Limits on the size of models you deploy with Watson Machine Learning depend on factors such as the model framework and type. In some instances, when you exceed a threshold, you will be notified with an error when you try to store a model in the Watson Machine Learning repository, for example: OverflowError: string longer than 2147483647 bytes. In other cases, the failure might be indicated by a more general error message, such as The service is experiencing some downstream errors, please re-try the request or There's no available attachment for the targeted asset. Any of these results indicate that you have exceeded the allowable size limits for that type of deployment.

Security for file uploads

Applies to: 4.8.0 and later

Files you upload through the Watson Studio or Watson Machine Learning UI are not validated or scanned for potentially malicious content. It is recommended that you run security software, such as an anti-virus application, on all files before uploading to ensure the security of your content.
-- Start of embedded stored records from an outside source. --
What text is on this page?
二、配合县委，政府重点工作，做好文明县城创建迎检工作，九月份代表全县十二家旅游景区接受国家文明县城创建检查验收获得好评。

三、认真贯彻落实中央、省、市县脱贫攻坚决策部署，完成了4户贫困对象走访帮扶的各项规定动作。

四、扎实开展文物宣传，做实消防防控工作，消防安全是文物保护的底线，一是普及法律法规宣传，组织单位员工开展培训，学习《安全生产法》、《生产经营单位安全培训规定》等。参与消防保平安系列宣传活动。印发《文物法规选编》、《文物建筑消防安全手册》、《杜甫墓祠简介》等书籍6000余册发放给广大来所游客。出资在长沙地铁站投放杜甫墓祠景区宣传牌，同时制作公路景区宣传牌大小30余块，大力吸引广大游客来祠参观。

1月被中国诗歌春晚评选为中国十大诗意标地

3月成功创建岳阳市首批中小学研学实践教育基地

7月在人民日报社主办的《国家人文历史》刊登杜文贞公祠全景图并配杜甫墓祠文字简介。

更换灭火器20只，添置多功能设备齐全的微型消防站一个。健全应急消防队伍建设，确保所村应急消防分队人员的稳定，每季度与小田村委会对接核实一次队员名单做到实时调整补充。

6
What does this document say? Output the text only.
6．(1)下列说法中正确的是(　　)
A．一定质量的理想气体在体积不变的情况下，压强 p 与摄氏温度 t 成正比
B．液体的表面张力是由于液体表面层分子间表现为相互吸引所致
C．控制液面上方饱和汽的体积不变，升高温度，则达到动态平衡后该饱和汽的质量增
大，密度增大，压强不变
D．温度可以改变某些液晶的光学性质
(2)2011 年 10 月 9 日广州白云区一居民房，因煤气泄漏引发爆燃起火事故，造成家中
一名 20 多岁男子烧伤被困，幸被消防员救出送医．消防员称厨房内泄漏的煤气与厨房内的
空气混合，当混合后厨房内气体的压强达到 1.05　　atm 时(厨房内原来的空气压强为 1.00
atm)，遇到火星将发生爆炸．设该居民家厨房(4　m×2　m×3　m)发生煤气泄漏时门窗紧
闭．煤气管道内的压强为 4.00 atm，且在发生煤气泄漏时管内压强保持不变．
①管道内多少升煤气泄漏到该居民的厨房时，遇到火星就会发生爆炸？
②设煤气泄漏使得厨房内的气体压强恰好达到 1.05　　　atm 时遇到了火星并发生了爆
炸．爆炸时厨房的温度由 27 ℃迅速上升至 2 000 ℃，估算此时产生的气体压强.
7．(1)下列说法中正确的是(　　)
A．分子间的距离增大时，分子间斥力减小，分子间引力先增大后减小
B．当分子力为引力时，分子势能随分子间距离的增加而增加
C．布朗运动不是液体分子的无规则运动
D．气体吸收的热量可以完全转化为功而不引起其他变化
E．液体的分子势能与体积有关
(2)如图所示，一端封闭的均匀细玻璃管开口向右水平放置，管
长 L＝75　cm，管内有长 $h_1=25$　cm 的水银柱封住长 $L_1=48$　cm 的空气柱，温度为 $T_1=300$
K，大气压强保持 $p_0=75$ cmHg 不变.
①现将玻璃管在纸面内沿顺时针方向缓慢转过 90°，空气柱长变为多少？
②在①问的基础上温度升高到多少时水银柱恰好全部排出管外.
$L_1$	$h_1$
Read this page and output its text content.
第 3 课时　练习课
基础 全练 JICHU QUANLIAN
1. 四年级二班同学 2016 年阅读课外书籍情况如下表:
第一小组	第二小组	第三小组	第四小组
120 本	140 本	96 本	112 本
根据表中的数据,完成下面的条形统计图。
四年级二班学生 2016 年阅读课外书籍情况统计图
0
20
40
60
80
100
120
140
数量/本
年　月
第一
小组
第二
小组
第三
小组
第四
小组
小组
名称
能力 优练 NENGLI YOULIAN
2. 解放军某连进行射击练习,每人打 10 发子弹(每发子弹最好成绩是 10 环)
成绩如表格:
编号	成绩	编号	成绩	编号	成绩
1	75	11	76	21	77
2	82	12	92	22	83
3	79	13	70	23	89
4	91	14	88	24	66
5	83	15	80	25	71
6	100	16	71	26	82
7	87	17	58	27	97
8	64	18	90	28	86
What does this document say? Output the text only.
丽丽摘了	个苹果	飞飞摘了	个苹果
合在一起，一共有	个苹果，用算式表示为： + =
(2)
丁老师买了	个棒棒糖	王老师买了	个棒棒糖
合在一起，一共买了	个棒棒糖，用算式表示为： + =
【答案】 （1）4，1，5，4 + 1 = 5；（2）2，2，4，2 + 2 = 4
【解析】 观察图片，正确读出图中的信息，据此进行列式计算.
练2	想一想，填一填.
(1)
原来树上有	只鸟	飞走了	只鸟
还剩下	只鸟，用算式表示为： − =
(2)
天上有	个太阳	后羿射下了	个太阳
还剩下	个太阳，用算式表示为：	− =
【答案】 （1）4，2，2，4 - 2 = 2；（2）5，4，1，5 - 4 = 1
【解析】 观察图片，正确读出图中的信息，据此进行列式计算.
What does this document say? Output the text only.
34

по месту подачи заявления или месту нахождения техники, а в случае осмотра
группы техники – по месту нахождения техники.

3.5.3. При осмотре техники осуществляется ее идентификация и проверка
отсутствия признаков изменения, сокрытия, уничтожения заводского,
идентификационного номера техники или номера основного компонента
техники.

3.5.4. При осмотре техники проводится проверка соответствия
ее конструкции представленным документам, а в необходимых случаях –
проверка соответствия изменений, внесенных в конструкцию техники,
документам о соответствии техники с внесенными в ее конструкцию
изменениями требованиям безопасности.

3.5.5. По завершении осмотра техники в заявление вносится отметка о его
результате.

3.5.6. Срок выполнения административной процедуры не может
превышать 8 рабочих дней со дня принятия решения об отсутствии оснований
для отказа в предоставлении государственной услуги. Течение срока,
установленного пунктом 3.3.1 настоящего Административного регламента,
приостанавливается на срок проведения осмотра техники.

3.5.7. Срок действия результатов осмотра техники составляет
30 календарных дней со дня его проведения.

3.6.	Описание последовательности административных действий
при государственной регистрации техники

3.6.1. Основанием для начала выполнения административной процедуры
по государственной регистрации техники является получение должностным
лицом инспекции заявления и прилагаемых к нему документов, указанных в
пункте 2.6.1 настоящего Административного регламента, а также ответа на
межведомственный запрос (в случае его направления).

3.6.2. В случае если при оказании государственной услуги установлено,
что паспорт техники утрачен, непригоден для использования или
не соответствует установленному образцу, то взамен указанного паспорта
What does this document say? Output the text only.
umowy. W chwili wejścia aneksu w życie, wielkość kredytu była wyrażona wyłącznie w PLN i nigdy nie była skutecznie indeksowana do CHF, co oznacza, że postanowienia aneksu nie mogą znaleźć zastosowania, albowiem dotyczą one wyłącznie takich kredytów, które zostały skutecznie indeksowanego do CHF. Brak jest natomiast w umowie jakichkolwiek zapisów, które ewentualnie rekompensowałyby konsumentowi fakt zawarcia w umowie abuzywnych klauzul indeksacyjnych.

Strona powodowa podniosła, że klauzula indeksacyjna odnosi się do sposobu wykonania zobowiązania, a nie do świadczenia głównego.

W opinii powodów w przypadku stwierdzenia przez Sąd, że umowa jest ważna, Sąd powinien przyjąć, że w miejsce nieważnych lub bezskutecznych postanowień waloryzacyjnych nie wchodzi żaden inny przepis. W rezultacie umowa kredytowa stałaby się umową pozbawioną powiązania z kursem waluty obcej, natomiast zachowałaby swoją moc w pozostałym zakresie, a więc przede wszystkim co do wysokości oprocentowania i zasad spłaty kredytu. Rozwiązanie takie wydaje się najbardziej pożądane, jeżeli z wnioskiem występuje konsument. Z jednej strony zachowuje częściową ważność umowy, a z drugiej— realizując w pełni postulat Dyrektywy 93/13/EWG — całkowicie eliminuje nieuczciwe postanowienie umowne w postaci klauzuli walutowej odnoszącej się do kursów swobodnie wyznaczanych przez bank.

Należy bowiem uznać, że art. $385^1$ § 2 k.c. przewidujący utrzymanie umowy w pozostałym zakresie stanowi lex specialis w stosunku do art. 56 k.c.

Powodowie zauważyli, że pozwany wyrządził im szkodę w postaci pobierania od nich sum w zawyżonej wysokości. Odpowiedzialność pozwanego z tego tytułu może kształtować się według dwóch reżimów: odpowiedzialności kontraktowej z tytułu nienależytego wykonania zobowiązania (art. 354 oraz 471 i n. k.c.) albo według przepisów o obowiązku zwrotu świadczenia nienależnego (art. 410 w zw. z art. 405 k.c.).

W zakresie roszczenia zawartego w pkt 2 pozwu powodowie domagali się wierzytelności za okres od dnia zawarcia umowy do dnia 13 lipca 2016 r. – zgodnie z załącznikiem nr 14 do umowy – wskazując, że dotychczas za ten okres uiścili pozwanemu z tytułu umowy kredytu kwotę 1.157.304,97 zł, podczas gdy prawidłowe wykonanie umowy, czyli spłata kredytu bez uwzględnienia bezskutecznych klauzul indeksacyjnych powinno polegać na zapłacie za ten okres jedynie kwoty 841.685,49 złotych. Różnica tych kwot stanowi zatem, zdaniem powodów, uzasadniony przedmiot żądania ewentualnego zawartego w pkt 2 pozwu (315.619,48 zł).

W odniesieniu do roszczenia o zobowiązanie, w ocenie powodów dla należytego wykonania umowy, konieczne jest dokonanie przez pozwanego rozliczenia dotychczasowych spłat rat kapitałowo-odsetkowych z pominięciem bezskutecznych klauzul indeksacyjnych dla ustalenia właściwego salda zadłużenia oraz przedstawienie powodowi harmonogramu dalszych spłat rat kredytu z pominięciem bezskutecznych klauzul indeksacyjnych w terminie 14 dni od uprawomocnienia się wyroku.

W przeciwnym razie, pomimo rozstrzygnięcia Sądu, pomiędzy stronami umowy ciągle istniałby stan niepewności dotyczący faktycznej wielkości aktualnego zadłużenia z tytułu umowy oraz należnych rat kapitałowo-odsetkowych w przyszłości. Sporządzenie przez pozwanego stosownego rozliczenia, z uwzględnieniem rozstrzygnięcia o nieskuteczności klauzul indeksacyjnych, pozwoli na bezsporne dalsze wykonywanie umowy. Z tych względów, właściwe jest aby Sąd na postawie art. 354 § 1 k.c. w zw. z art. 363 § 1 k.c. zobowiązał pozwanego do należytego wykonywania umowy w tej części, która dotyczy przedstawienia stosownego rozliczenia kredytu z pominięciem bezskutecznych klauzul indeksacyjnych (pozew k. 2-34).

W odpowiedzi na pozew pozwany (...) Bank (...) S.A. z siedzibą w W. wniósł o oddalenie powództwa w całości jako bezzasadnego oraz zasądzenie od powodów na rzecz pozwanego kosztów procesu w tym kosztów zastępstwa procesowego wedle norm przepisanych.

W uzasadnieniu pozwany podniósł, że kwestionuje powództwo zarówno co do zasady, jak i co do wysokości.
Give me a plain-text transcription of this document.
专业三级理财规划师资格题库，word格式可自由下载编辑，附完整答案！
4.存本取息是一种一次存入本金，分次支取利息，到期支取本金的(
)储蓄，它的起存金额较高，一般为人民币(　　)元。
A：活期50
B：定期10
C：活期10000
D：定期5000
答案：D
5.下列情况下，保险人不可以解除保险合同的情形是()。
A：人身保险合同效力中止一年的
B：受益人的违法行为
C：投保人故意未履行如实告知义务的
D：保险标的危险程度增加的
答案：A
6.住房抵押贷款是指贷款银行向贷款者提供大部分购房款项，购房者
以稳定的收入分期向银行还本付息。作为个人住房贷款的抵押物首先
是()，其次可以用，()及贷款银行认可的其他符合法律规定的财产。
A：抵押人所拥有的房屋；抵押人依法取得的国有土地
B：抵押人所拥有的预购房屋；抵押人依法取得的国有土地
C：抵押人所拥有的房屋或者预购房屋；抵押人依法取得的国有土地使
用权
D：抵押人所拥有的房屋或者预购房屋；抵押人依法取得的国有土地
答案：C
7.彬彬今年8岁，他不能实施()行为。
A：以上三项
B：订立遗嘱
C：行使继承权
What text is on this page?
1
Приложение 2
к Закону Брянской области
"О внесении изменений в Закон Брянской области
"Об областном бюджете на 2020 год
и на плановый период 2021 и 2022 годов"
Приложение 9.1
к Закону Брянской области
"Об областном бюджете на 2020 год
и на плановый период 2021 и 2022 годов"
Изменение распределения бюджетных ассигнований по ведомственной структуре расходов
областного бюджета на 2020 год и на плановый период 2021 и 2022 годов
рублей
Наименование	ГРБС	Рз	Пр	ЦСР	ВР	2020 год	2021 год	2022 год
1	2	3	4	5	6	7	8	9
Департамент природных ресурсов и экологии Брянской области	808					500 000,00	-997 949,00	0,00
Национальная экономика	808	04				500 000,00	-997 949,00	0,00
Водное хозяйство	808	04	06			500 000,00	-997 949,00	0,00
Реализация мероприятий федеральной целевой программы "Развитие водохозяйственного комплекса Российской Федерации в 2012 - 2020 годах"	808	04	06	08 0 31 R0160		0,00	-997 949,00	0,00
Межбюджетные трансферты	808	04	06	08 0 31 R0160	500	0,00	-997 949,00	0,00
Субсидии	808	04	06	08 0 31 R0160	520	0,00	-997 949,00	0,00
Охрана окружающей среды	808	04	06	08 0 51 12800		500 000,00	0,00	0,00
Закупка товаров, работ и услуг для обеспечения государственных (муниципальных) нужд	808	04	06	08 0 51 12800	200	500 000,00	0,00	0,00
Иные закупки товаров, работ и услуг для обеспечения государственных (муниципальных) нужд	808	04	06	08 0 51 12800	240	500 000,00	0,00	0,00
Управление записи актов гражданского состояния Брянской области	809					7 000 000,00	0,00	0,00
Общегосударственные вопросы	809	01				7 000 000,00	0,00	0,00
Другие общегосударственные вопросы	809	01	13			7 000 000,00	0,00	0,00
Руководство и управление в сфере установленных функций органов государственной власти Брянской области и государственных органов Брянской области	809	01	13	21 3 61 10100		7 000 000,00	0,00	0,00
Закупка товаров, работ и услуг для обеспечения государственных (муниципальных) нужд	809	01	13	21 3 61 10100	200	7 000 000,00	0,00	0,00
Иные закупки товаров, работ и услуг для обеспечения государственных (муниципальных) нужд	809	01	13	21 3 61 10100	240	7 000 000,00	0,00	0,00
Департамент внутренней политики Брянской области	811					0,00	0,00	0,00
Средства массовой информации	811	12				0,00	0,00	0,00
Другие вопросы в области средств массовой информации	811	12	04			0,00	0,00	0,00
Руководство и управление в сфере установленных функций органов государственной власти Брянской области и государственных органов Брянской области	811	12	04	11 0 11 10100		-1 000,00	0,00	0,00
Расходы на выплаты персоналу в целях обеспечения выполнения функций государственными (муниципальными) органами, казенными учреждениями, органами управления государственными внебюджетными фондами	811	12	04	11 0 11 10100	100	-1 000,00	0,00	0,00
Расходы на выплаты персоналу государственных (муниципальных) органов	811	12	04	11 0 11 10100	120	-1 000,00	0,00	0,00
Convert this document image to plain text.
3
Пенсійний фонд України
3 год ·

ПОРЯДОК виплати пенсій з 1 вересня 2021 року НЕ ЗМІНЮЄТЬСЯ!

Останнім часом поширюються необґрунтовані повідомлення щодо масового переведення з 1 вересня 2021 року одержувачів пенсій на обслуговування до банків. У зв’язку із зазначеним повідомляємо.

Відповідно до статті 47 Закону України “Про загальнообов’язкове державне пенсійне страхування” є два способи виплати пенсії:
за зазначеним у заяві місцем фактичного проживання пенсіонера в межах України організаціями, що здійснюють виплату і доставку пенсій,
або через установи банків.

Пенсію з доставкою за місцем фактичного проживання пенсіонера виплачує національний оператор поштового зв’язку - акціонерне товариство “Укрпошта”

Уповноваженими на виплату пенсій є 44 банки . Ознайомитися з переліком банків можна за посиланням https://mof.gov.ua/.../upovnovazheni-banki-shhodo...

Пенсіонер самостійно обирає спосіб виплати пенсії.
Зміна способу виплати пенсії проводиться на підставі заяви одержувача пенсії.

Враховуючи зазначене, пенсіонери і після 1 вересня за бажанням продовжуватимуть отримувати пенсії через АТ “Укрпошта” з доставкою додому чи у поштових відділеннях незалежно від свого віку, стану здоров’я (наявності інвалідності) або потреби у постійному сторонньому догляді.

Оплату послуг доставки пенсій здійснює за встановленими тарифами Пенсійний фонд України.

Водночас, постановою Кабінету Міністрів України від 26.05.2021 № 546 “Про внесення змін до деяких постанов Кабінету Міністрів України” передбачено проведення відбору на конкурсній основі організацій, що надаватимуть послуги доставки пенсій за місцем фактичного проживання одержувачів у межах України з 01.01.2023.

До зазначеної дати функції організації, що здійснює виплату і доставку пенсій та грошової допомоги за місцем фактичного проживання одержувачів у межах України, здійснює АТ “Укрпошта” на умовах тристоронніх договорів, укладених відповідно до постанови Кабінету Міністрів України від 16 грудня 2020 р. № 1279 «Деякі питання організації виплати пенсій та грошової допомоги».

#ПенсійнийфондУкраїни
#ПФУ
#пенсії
Python scoring function with a custom software specification executed on the Linux on Power (ppc64le) platform fails when custom software spec has a YML package extension

Applies to: 4.8.0 to 4.8.2
Fixed in: 4.8.3

When executing a Python scoring function with a custom software specification that has a YML package extension, the scoring call returns this error: certificate verify failed: unable to get local issuer certificate.`

To resolve the problem, explicitly install the certifi==2023.5.7 version in the runtime. For example:

%%writefile tmp_custom_env.yml

dependencies:
  - certifi==2023.5.7
  - pip:
    - langdetect==1.0.9

returns: Overwriting tmp_custom_env.yml

Maximum number of feature columns in AutoAI experiments

Applies to: 4.8.0 and later

The maximum number of feature columns for a classification or regression experiment is 5000.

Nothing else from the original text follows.